Sie interessieren sich für Medien und Journalismus, sonst wäre Sie wahrscheinlich nicht hier. Dann wissen Sie bestimmt auch, was Öffentlichkeit ist. Oder vielleicht doch nicht? Ich habe es als Student gelernt, mir aber nie komplett und korrekt merken können – bis ich das Zitat jetzt per Gugelbuchsuch wiederfand.

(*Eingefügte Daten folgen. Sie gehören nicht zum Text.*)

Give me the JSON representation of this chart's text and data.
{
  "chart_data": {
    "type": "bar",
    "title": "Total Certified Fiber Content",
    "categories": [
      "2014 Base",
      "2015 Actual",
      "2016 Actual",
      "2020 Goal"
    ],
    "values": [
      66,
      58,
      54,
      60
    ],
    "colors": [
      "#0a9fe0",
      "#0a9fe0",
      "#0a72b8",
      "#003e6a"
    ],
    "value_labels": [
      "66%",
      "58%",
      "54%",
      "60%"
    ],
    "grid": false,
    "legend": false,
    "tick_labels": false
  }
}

Bei mir war vor allem hängengeblieben, dass Soziologisch eine Fremdsprache ist, die sehr viele Worte macht, so viele, dass man am Ende selbst einen scheinbar klaren deutschen Begriff nicht mehr begreift. Noch skurriler wird die Sache dadurch, dass bei der Übersetzung des Wortes „Öffentlichkeit“ ins Soziologische ein Text entsteht, der für den Laien wie normales Deutsch aussieht, nur eben in einer schier dadaistischen Aneinanderreihung von Wörtern ohne den Unterhaltungswert einer bundespostalischen Versackbeutelung. Oder kapieren Sie etwa beim ersten Lesen, was der frühere Verwaltungsbeamte Luhmann aus Oerlinghausen mir damals sagen wollte?

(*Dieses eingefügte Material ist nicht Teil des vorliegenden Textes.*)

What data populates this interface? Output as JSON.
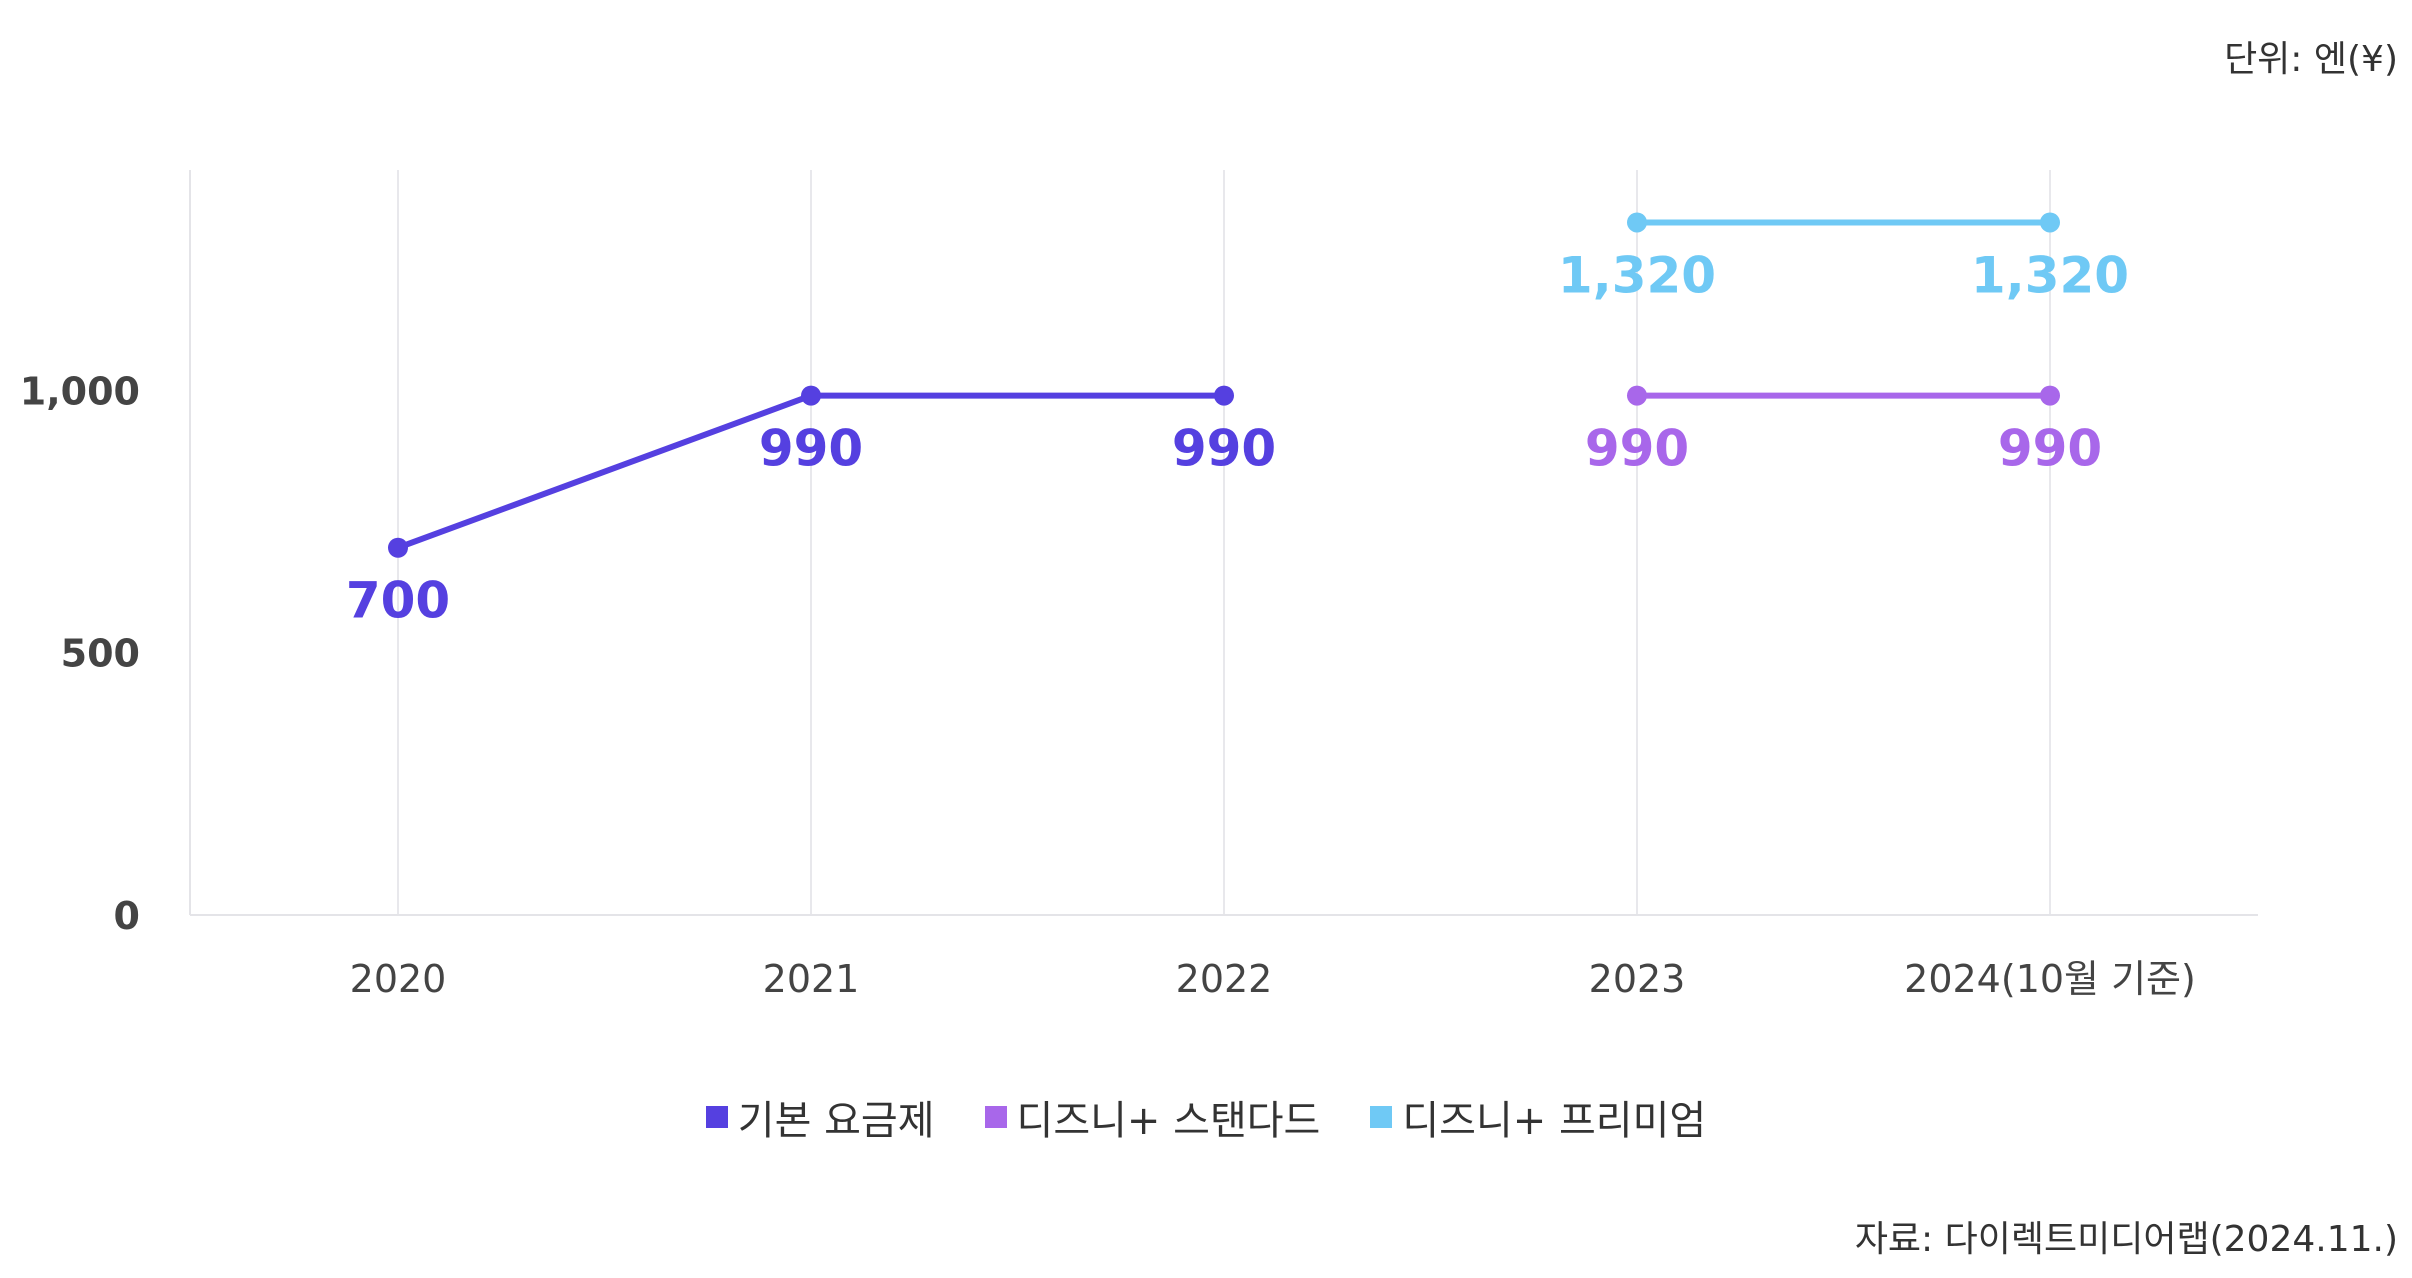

„Ins Soziologische übersetzt, besagt Öffentlichkeit soviel wie Neutralisierung von Rollenanforderungen, die aus engeren Teilsystemen der Gesellschaft stammen, damit auch eine Lockerung, wenn nicht Aufhebung der Selbstbindungen, die der Einzelne durch Verhalten in engeren Systemen eingegangen ist.“
Niklas Luhmann, Politische Planung: Aufsätze zur Soziologie von Politik und Verwaltung, Westdeutscher Verlag 1971
Dann, so fürchte ich, Sie sind Soziologe oder Soziologin aus Leidenschaft.
Nein, ich möchte jetzt in Ihrem Kommentar nicht lesen, wie „Öffentlichkeitsarbeit“ in der soziologischen Übersetzung heißt. Ich verabscheue Leute, die sich Mühe geben, unverständlich zu schreiben. Und wie Sie am Beispiel des Niklas Luhmann sehen, trage ich das dem Urheber selbst dann noch nach, wenn er längst nicht mehr unter uns weilt.
Okay, da Sie auf „weiterlesen“ geklickt haben, interessiert Sie das Thema wohl wirklich. Also: Entweder kann ich kein Deutsch, oder Luhmann konnte keines. Eine Neutralisierung von was auch immer ist ein Vorgang. Öffentlichkeit ist keiner, sie ist bestenfalls ein Zustand. Eine Rollenanforderung, die aus einem System stammt, ist ein derart abstraktes, in Amtsdeutsch übelster Sorte verpacktes Konstrukt, dass sich ein Sozialwissenschaftler seiner eigentlich hätte schämen müssen. Sozialwissenschaft handelt schließlich von der Gesellschaft, also letztlich doch von Menschen. Von Menschen, die etwas tun.
Also: Irgendwelche Gruppen von Menschen, die dieser als Verwaltungstechnokrat sozialisierte Herr zu „Teilsystemen“ herunterfunktionalisiert, stellen offenbar an irgendwelche anderen Personen die Anforderung, eine bestimmte Rolle zu spielen. Oder sind Rollenanforderungen die Anforderungen, die eine Rolle für den, der sie spielt, mit sich bringt?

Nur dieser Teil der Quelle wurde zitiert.